Self-assured and charismatic, Malone, a.k.a. the Mailman, is the Utah Jazz's menacing 6'9", 254-pound, bench-pressing benchmark for NBA musclemen. Tell him that the topic of discussion is White and he'll tell you he has heard it all before. "If you knew how many people are doing that, comparing him to me," Malone says. "Give him his time. People aren't saying enough for his game." White, 21, is 6'8" and 245 frisky pounds. Like Malone, he is earnest, easygoing and not at all flashy. Occasionally, he takes on the doleful look that Dave Nitz, who broadcasts Tech games, called Moo Cow Eyes. Suggest that a meeting might be arranged between him and Malone and he begs with those baby browns. "Do we need to do that?" he says.

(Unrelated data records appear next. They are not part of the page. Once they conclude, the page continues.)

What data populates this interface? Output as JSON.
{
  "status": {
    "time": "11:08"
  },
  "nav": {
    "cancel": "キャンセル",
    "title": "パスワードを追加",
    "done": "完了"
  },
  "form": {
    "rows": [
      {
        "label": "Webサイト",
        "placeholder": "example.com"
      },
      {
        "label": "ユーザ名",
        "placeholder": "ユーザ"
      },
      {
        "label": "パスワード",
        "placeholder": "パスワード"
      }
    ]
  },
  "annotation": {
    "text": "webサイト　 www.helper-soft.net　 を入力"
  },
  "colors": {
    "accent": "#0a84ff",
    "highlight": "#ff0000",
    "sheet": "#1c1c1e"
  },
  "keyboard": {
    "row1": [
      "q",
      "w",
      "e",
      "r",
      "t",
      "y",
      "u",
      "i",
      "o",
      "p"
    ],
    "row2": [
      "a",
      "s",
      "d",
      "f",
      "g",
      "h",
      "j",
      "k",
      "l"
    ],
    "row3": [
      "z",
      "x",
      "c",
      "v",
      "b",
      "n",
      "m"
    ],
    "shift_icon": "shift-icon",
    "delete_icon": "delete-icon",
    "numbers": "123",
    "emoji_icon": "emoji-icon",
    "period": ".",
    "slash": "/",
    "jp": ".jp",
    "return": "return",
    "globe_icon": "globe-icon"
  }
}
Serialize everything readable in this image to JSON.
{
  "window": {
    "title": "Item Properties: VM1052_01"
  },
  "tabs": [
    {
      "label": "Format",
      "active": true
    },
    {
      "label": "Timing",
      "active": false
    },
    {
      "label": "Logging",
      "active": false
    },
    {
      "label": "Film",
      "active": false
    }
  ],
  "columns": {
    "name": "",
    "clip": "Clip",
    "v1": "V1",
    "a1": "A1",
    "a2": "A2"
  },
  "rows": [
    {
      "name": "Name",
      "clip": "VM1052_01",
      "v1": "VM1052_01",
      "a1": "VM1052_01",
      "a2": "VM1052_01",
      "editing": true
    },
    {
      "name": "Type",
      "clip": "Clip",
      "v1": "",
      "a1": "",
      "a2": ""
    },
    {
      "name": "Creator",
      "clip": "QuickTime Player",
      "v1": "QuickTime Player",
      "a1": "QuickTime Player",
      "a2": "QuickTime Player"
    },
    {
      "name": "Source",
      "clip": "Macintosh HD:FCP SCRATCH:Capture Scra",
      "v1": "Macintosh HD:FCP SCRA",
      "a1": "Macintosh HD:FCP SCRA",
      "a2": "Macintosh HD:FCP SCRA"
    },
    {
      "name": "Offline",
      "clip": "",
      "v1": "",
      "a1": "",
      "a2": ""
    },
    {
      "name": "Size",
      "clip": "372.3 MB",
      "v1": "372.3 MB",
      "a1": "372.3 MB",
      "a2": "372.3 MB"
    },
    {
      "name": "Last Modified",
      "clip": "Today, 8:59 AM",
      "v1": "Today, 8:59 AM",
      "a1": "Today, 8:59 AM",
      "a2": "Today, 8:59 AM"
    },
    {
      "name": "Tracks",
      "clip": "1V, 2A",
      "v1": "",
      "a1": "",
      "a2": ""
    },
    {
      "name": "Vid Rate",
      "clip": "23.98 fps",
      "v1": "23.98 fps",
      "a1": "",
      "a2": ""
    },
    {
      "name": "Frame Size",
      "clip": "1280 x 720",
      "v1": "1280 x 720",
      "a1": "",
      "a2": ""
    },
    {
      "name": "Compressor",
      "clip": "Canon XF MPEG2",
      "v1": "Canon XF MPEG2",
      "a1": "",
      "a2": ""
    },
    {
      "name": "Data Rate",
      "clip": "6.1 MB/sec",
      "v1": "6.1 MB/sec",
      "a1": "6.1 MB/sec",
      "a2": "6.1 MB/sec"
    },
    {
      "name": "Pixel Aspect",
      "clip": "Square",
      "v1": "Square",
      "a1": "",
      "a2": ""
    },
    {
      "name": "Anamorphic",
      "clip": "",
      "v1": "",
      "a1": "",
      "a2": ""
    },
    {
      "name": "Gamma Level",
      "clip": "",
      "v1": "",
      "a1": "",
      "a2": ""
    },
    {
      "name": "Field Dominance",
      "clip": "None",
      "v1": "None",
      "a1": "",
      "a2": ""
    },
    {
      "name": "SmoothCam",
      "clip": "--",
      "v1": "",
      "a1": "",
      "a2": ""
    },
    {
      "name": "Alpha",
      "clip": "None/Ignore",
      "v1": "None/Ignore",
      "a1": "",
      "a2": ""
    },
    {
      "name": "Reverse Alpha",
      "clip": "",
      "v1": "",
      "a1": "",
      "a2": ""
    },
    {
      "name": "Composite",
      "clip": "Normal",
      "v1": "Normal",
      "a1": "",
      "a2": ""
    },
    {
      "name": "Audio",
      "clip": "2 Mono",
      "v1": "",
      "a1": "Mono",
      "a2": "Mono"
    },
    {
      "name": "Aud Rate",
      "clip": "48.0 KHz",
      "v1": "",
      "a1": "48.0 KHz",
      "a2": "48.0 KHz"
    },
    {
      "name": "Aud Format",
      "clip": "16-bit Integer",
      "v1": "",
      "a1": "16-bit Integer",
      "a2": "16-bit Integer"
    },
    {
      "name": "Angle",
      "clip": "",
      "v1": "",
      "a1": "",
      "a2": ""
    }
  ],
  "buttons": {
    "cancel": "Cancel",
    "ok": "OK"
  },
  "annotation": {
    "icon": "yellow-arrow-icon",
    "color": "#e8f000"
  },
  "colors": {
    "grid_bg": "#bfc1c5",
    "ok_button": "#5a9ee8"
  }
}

Maybe not, but the fact that their names are so often linked does help explain why on June 27, White, a relative unknown who wasn't even invited to the U.S. Olympic Trials last summer, will join such luminaries as Sean Elliott and Danny Ferry as lottery picks in the NBA draft (box, page 60). For White, standing under such a spotlight was once something so farfetched that he didn't even dream about it when he entered college. But the moment will pass, the questions will come, and White will have to explain—yet again—how it feels to be the Mailkid or Karl McClone. He will be annoyed but will respond like any average, pleasant fellow who is haunted by his idol.

In his heart, White appreciates that Malone has been a central figure in his development. Since the summer of 1987, when they occasionally worked out together, the Mailman's advice and accomplishments have inspired White. This summer, White is living in Malone's adopted city of Dallas and training with Ken Roberson, a former hurdler and hoopster at Louisiana Tech, who devised the running and weight-lifting regimen that helped sculpt Malone's physique. But all things considered, White's almost umbilical linkage with Malone has been a mixture of blessing and burden.

"At first I took it as a compliment to be compared to the best forward in the league," White says. "But if you hear it every day, it doesn't matter if you're being compared to Michael Jordan—it can get pretty old."

Malone and White are not so much friends as role model and student. Says the Mailman, "Sure, we've got a relationship. We just don't need everyone to know about it."

At the Orlando Classic, a predraft showcase in April, some of White's fellow phenoms kiddingly called him Karl Junior. But White's abilities were no joke, as the NBA bigwigs soon discovered. In three games against top competition, he averaged 20.3 points and 11.7 rebounds while demonstrating a mauling inside game complemented by a feathery touch from three-point range.

There are also a lot of NBA teams that don't want to repeat the mistakes they made four years ago, when the likes of Benoit Benjamin ( L.A. Clippers), Jon Koncak ( Atlanta Hawks), Detlef Schrempf ( Dallas Mavericks) and Kenny Green ( Washington Bullets) were drafted before Malone was chosen by Utah with the 13th pick. Says Pat Williams, general manager of the Orlando Magic: "Teams are thinking, Here we go again. We really messed up the first time by passing on Karl. Now there's a chance to redeem ourselves."

Malone grew up in Summerfield, La. (pop. 150), and is very close to his mother, Shirley. White grew up in Keithville, La. (pop. 180), and is very close to his mother, Shirley. Keithville sits among tall pines and lush greenery 10 minutes west of Shreveport. White's dad, William, a truck driver, was known around Keithville for both his nickname, Baba (pronounced bay-bay), and his 6'7", 240-pound frame. A wily basketball player, Baba regularly held forth on a dirt court next to his house. He and his friends would play on the dusty court until the sky and their socks turned black. The senior White died of a pulmonary embolism when Randy was a sophomore at Shreveport's Huntington High and the boy's skills were just beginning to blossom.

One of Baba's passions was cattle, and he usually had a dozen head roaming his 32 acres. While Randy was fond of his pet Brahma bull, Danny, he wasn't much interested in playing cowboy, so he played sports to get out of chores.